When it comes to the issue of behavior, there seems to be an unwillingness to confront certain behaviors as inherently destructive. Rather than call those behaviors out, and ensure that everyone knows those particular behaviors are wrong, many leaders opt out of responding, leaving such behaviors unchallenged. In fact, there is a general attitude in this generation that all behaviors, unless they are immediately dangerous to life and health, are essentially equal and there is no real consequence for engaging in one particular behavior over another.
This thinking comes about because the moral absolutes have been generally discarded in favor of a subjective approach that inherently denies that there are behaviors which are always evil in their consequence. Behaviors which could not come about except the persons which engage in them, abandon reason and consideration for others, in favor of self and the immediate gratification of self. They do so because it appears to them that such actions are without consequence.
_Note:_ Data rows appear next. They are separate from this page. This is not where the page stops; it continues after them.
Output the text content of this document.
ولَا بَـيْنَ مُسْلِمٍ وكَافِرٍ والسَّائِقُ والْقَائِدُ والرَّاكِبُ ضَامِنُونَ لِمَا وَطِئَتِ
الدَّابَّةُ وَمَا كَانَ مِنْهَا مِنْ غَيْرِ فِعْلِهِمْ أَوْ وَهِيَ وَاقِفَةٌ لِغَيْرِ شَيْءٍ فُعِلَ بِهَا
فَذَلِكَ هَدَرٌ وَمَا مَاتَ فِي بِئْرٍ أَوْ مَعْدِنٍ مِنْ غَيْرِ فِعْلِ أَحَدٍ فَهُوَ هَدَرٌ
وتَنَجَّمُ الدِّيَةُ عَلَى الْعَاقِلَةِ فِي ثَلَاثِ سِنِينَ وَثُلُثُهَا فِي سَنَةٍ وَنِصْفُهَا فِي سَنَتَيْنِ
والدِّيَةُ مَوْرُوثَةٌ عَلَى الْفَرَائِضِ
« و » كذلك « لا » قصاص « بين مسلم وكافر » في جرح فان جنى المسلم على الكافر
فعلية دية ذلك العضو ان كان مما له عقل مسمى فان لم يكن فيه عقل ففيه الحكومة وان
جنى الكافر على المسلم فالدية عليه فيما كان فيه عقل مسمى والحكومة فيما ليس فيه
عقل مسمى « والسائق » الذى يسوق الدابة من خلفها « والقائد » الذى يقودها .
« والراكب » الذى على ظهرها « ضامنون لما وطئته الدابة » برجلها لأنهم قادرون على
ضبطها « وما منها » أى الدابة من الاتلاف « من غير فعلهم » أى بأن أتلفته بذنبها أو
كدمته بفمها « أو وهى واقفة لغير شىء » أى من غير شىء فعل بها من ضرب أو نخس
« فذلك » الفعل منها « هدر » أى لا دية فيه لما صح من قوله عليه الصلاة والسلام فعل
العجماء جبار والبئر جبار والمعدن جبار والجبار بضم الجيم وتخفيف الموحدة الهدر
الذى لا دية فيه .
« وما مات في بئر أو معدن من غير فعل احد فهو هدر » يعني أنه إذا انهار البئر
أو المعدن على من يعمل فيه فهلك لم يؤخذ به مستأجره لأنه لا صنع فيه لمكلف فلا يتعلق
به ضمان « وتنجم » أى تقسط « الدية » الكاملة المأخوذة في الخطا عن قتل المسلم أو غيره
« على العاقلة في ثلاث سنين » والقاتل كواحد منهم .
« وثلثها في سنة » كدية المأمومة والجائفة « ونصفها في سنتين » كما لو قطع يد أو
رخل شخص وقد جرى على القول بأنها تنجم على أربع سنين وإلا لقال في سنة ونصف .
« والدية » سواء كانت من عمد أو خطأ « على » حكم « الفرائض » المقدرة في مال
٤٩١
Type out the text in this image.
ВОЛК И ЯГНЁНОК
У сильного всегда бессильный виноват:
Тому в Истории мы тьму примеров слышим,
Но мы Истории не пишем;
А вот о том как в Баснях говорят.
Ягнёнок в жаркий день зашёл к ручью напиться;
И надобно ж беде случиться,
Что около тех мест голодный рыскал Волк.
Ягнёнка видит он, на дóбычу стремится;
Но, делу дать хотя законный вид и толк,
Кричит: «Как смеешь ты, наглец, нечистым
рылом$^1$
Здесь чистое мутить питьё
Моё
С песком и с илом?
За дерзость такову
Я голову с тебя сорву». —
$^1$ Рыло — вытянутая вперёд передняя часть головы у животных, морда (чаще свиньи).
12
Naturally, this would seem to violate a principle which everyone observes from their earliest age:
That every action, no matter how minor and insignificant it may appear, has at least one consequence.
However, because the consequences of some actions take much longer to be realized than others, it appears (especially to those who deliberately blind themselves) that certain actions have no real consequence. Hence, they can be engaged in with impunity.